The success of a glider depends more upon its modeling and finish of its planes than in the case of the model aeroplane. It must gain as much support as possible from the air, since it has no motive power to keep it aloft. Its head resistance must also be cut down. The ordinary cloth-covered planes, which serve well enough for an ordinary model aeroplane, will not carry a glider far. The planes must, therefore, be of metal or wood, or when built-up planes are used they must be of the most careful workmanship.
The simplest form of glider, excepting, of course, the paper model, is made entirely of wood. A glider two feet in length will be found a good size to experiment with. The model should be much heavier than an aeroplane so that one need not take the care in its construction to reduce weight which may make the construction of a model tedious. A glider of this size may weigh upward of one pound. Under favorable conditions, it will glide for two hundred feet, when launched from the hand, while if it is thrown from an elevation, an upper window or a hill top, it may travel considerably further.

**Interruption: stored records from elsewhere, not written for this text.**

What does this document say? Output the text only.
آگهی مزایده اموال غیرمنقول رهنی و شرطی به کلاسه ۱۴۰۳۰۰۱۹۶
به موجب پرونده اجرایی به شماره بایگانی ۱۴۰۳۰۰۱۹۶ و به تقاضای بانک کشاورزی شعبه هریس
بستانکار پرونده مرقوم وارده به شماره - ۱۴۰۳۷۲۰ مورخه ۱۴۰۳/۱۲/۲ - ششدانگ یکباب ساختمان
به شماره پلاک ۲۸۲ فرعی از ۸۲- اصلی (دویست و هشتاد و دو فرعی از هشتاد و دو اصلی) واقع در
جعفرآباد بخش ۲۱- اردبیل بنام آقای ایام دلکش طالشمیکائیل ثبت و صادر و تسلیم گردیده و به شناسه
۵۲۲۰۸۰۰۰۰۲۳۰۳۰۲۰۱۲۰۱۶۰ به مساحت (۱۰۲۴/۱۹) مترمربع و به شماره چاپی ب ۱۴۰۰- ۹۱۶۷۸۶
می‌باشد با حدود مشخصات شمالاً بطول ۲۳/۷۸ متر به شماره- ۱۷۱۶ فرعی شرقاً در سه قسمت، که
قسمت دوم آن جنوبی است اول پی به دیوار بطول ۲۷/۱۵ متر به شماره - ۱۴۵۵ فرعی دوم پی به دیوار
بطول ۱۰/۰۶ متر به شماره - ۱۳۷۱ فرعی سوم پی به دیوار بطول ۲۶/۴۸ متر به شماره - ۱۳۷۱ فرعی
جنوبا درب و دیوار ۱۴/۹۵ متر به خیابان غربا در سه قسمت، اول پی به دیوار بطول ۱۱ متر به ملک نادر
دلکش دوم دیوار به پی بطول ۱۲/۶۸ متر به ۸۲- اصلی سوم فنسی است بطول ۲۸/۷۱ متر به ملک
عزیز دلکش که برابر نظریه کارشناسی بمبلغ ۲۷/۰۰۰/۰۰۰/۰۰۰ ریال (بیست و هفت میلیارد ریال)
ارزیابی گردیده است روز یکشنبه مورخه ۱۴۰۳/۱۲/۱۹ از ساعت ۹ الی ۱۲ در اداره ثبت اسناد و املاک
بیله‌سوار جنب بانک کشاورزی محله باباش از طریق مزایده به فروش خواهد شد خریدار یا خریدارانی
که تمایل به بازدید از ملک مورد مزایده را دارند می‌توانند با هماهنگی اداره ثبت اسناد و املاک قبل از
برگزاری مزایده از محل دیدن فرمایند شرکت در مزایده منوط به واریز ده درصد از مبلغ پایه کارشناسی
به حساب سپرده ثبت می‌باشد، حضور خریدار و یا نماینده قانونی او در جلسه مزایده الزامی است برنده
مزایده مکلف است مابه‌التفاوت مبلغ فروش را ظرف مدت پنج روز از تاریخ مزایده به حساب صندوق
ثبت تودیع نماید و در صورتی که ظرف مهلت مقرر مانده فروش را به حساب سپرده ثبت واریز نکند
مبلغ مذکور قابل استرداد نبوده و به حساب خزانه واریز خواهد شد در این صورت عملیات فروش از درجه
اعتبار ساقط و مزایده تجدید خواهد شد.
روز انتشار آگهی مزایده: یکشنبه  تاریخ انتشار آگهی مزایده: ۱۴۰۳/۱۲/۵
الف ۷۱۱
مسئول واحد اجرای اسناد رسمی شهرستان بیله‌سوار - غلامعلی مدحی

Select a stout stick for your base, one inch square and two feet in length. The main plane should measure fifteen inches in width by six in depth, and the smaller plane ten inches by four inches. A thin board about three-sixteenths of an inch thick may be used for the planes.

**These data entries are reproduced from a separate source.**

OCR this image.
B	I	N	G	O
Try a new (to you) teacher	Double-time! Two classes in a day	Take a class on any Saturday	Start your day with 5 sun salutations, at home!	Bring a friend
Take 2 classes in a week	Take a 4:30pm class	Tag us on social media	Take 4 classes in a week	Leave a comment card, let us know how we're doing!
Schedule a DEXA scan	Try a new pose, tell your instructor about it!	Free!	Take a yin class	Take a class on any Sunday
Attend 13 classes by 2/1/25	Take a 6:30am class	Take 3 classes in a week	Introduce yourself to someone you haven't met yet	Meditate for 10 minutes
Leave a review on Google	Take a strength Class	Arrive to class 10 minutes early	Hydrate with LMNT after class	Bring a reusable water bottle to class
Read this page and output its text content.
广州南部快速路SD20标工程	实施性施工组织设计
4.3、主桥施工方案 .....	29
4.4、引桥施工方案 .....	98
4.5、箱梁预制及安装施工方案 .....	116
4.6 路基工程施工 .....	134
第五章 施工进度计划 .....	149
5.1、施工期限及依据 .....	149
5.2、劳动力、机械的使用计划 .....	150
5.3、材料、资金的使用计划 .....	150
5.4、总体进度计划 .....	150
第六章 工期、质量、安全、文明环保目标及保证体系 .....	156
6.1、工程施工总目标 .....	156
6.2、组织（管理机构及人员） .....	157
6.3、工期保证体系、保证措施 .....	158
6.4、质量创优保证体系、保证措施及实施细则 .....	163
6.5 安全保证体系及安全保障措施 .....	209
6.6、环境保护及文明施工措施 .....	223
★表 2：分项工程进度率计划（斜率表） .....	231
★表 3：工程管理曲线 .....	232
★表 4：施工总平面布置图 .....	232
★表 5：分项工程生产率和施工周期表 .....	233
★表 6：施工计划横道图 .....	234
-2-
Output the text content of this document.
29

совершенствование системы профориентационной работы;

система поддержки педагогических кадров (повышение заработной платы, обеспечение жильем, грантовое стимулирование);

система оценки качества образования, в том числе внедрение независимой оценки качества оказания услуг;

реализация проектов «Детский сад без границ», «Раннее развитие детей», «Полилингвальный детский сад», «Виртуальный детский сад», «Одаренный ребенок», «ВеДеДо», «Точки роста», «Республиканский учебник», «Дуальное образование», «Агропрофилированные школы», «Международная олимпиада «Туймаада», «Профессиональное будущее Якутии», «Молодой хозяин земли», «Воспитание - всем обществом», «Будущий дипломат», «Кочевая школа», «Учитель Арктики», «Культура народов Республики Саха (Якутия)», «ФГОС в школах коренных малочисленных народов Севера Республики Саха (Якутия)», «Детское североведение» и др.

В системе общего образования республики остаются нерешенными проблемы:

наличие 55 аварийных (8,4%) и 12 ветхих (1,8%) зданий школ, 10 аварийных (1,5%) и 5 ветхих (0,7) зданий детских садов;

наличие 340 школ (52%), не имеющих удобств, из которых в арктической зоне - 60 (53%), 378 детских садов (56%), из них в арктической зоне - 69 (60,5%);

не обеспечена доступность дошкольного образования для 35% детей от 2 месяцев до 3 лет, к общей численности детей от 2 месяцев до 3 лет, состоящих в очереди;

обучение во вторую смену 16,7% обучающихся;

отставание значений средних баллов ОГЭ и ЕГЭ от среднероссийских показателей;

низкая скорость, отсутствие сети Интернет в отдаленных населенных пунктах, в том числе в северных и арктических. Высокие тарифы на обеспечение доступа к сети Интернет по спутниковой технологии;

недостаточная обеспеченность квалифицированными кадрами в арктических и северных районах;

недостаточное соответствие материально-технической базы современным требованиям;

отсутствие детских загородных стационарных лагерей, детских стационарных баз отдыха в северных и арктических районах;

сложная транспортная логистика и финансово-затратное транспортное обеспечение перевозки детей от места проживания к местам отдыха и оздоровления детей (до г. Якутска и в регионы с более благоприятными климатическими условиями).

The front corners should be slightly rounded, and the rear edges cut sharply away. These planes may be flexed by steaming. Hold the section to be bent over the spout of a tea kettle until the wood is soft and pliable enough to bend. If it does not soften sufficiently, immerse the wood in boiling water. The plane should be flexed slightly upward just back of the forward edge. A good curve may be obtained by heating the under surface over a flame.
To hold it in position until it has dried and assumed shape, bend it over a stick laid on a board and fasten the plane down by driving brads around the edges and bending them over to keep it down. Leave it in this position until it is dry and hard.

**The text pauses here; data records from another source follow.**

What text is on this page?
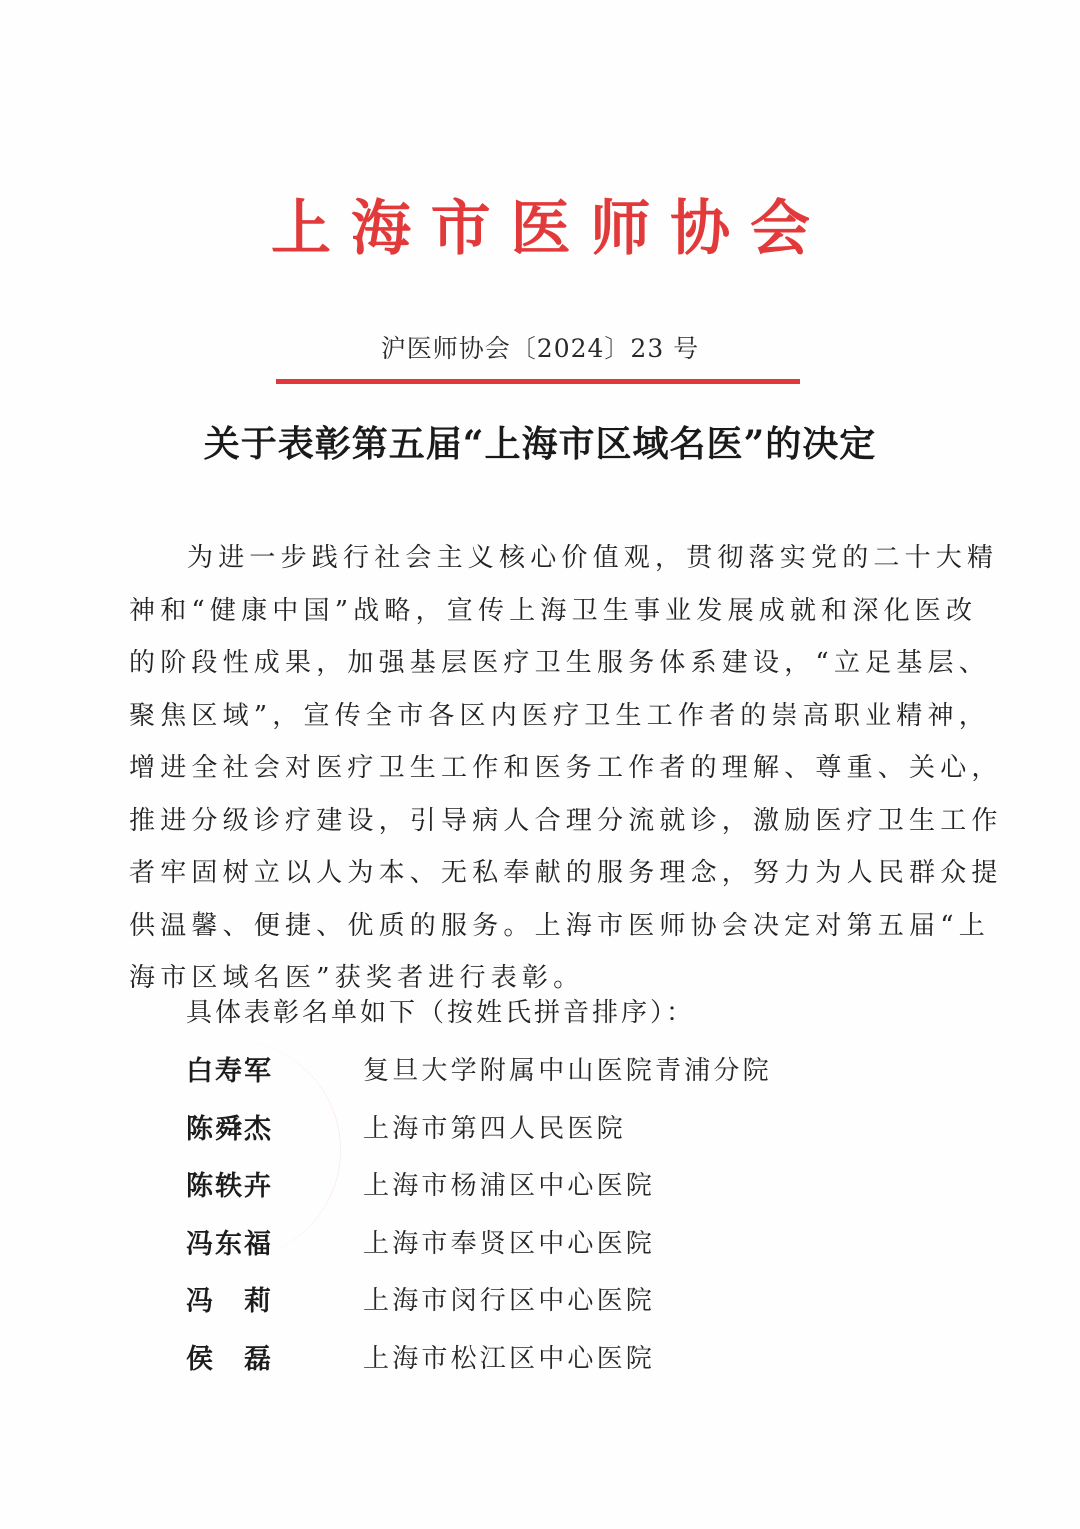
上 海 市 医 师 协 会
沪医师协会〔2024〕23 号
关于表彰第五届“上海市区域名医”的决定
为进一步践行社会主义核心价值观，贯彻落实党的二十大精
神和“健康中国”战略，宣传上海卫生事业发展成就和深化医改
的阶段性成果，加强基层医疗卫生服务体系建设，“立足基层、
聚焦区域”，宣传全市各区内医疗卫生工作者的崇高职业精神，
增进全社会对医疗卫生工作和医务工作者的理解、尊重、关心，
推进分级诊疗建设，引导病人合理分流就诊，激励医疗卫生工作
者牢固树立以人为本、无私奉献的服务理念，努力为人民群众提
供温馨、便捷、优质的服务。上海市医师协会决定对第五届“上
海市区域名医”获奖者进行表彰。
具体表彰名单如下（按姓氏拼音排序）：
白寿军	复旦大学附属中山医院青浦分院
陈舜杰	上海市第四人民医院
陈轶卉	上海市杨浦区中心医院
冯东福	上海市奉贤区中心医院
冯　莉	上海市闵行区中心医院
侯　磊	上海市松江区中心医院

Your glider will fly better with a vertical rudder, as in the case of the paper models. The rudder should be cut from a thin board of the same material about six inches square. Round off one corner and plane or sandpaper this front edge, which will be the entering edge. The entering edges of the front plane should be prepared in the same way to reduce the head resistance as much as possible. Nail this rudder to the side of the stick directly beneath the rear or larger plane. It will be still better if you mortise it neatly into the center of the stick.
The glider is thrown with the smaller end forward. For the trial flight, mount the smaller plane at the extreme forward end and then move it backward as you test it out, until the glider moves on an even keel. To launch the glider, grasp the central stick from beneath at the point where it balances, and throw it forward with all your might. Since it travels at a much higher speed than a power-driven model aeroplane, it requires much less supporting surface, while the planes may be spaced much further apart.
When you have adjusted the planes, try throwing your glider at an upward angle of say forty-five degrees. It should rise swiftly to a height of upwards of fifty feet, turn backward on itself, and even describe a graceful upward curve before coming down. Now try throwing it into the wind or against a moderately strong breeze. Its course is likely to be very irregular. It will dip and rise at many unexpected angles, and probably travel several hundred feet in all before landing. During the past year, a model glider has been built by Mr. W. H. Howell, Jr., to glide a horizontal distance of 650 feet, while the actual length of the flights has been upwards of 2,000 feet.